As time commitments go, officials are able to work as many, or as few games as their schedule allows. An hourlong weekly association meeting, taking place one of multiple nights, is all besides the games themselves that is required attendance.
Traditional 11-man padded football games are the bulk of the fall slate, but ECFOA also administrates the newer GHSA sport of flag football for area schools – Dodge County and WACO among them – who participate.
“It’s another opportunity to get some training if you don’t feel like varsity or sub varsity boys football is more your speed,” Lords said. “It is a lot of fun to call. It’s fast. It’s not as critical. But the girls still take it pretty seriously.”
The higher and further you go, the more intense the atmosphere of high-stakes games tends to be. When there are close calls, things can get a bit heated. But a certain amount of friction with fans and coaches simply comes with the territory, and is easily overcome when you have a supportive team around you.
Mistakes are inevitable, but they also provide great opportunities to learn and get better.
“You’re out there with your friends. You’re gonna have fun,” Lords said. “Nobody’s gonna be highly critical of you.”
Sound like something you’d like to give a shot, or at least look into?
Give Lords a call at (478) 290-7944, or buzz ECFOA secretary Joey Stinson at (478) 304-3127, to find out more.
Calling football, or officiating any high school sport, is almost universally a labor of love. Whether football’s a sport you enjoy following or not, there’s little about any part of the job that’s not an enjoyable and mentally stimulating experience.

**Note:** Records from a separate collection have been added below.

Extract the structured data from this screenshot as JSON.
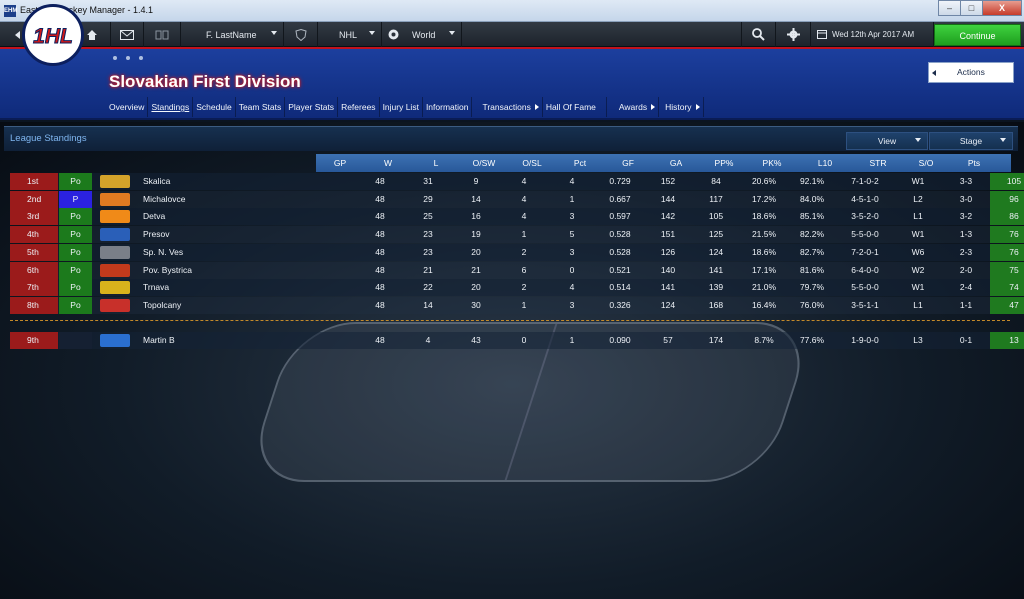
{
  "window": {
    "title": "Eastside Hockey Manager - 1.4.1",
    "app_icon_text": "EHM",
    "buttons": [
      "–",
      "□",
      "X"
    ]
  },
  "toolbar": {
    "manager_name": "F. LastName",
    "league_select": "NHL",
    "region_select": "World",
    "date": "Wed 12th Apr 2017 AM",
    "continue_label": "Continue"
  },
  "header": {
    "logo_text": "1HL",
    "league_title": "Slovakian First Division",
    "actions_label": "Actions",
    "tabs": [
      {
        "label": "Overview"
      },
      {
        "label": "Standings"
      },
      {
        "label": "Schedule"
      },
      {
        "label": "Team Stats"
      },
      {
        "label": "Player Stats"
      },
      {
        "label": "Referees"
      },
      {
        "label": "Injury List"
      },
      {
        "label": "Information"
      },
      {
        "label": "Transactions"
      },
      {
        "label": "Hall Of Fame"
      },
      {
        "label": "Awards"
      },
      {
        "label": "History"
      }
    ]
  },
  "panel": {
    "title": "League Standings",
    "view_label": "View",
    "stage_label": "Stage"
  },
  "table": {
    "columns": [
      "GP",
      "W",
      "L",
      "O/SW",
      "O/SL",
      "Pct",
      "GF",
      "GA",
      "PP%",
      "PK%",
      "L10",
      "STR",
      "S/O",
      "Pts"
    ],
    "rows": [
      {
        "rank": "1st",
        "qual": "Po",
        "logo_color": "#d4a32a",
        "team": "Skalica",
        "gp": "48",
        "w": "31",
        "l": "9",
        "osw": "4",
        "osl": "4",
        "pct": "0.729",
        "gf": "152",
        "ga": "84",
        "pp": "20.6%",
        "pk": "92.1%",
        "l10": "7-1-0-2",
        "str": "W1",
        "so": "3-3",
        "pts": "105"
      },
      {
        "rank": "2nd",
        "qual": "P",
        "logo_color": "#e07a21",
        "team": "Michalovce",
        "gp": "48",
        "w": "29",
        "l": "14",
        "osw": "4",
        "osl": "1",
        "pct": "0.667",
        "gf": "144",
        "ga": "117",
        "pp": "17.2%",
        "pk": "84.0%",
        "l10": "4-5-1-0",
        "str": "L2",
        "so": "3-0",
        "pts": "96"
      },
      {
        "rank": "3rd",
        "qual": "Po",
        "logo_color": "#f08a18",
        "team": "Detva",
        "gp": "48",
        "w": "25",
        "l": "16",
        "osw": "4",
        "osl": "3",
        "pct": "0.597",
        "gf": "142",
        "ga": "105",
        "pp": "18.6%",
        "pk": "85.1%",
        "l10": "3-5-2-0",
        "str": "L1",
        "so": "3-2",
        "pts": "86"
      },
      {
        "rank": "4th",
        "qual": "Po",
        "logo_color": "#2a5fb8",
        "team": "Presov",
        "gp": "48",
        "w": "23",
        "l": "19",
        "osw": "1",
        "osl": "5",
        "pct": "0.528",
        "gf": "151",
        "ga": "125",
        "pp": "21.5%",
        "pk": "82.2%",
        "l10": "5-5-0-0",
        "str": "W1",
        "so": "1-3",
        "pts": "76"
      },
      {
        "rank": "5th",
        "qual": "Po",
        "logo_color": "#7a7f88",
        "team": "Sp. N. Ves",
        "gp": "48",
        "w": "23",
        "l": "20",
        "osw": "2",
        "osl": "3",
        "pct": "0.528",
        "gf": "126",
        "ga": "124",
        "pp": "18.6%",
        "pk": "82.7%",
        "l10": "7-2-0-1",
        "str": "W6",
        "so": "2-3",
        "pts": "76"
      },
      {
        "rank": "6th",
        "qual": "Po",
        "logo_color": "#c23a1c",
        "team": "Pov. Bystrica",
        "gp": "48",
        "w": "21",
        "l": "21",
        "osw": "6",
        "osl": "0",
        "pct": "0.521",
        "gf": "140",
        "ga": "141",
        "pp": "17.1%",
        "pk": "81.6%",
        "l10": "6-4-0-0",
        "str": "W2",
        "so": "2-0",
        "pts": "75"
      },
      {
        "rank": "7th",
        "qual": "Po",
        "logo_color": "#d8b21c",
        "team": "Trnava",
        "gp": "48",
        "w": "22",
        "l": "20",
        "osw": "2",
        "osl": "4",
        "pct": "0.514",
        "gf": "141",
        "ga": "139",
        "pp": "21.0%",
        "pk": "79.7%",
        "l10": "5-5-0-0",
        "str": "W1",
        "so": "2-4",
        "pts": "74"
      },
      {
        "rank": "8th",
        "qual": "Po",
        "logo_color": "#c8302a",
        "team": "Topolcany",
        "gp": "48",
        "w": "14",
        "l": "30",
        "osw": "1",
        "osl": "3",
        "pct": "0.326",
        "gf": "124",
        "ga": "168",
        "pp": "16.4%",
        "pk": "76.0%",
        "l10": "3-5-1-1",
        "str": "L1",
        "so": "1-1",
        "pts": "47"
      }
    ],
    "extra_rows": [
      {
        "rank": "9th",
        "qual": "",
        "logo_color": "#2a6fd0",
        "team": "Martin B",
        "gp": "48",
        "w": "4",
        "l": "43",
        "osw": "0",
        "osl": "1",
        "pct": "0.090",
        "gf": "57",
        "ga": "174",
        "pp": "8.7%",
        "pk": "77.6%",
        "l10": "1-9-0-0",
        "str": "L3",
        "so": "0-1",
        "pts": "13"
      }
    ]
  }
}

“I love the game of football, and I didn’t get to play it as long as I wanted to,” Lords said. “Like everybody else, I had that childhood dream of playing forever, and I didn’t get to play it forever. This brings you as close as you can to reliving that feeling you got every Friday night when you played, or every Saturday when you played, whatever capacity you got to.”
He also contends that there’s nothing like the fellowship shared by members of an officiating crew working a game together any night of the week, nor the feeling of the big games – at small stadiums and large – you get to take in.
“We’re fortunate in the Middle Georgia area, we have some schools with some of the best atmospheres in the state,” Lords said. “When you’re on the field, and you’re getting ready for a big game, and it’s loud and the crowd’s there, there’s nothing like it. I wouldn’t trade that feeling for anything. It’s unreal.”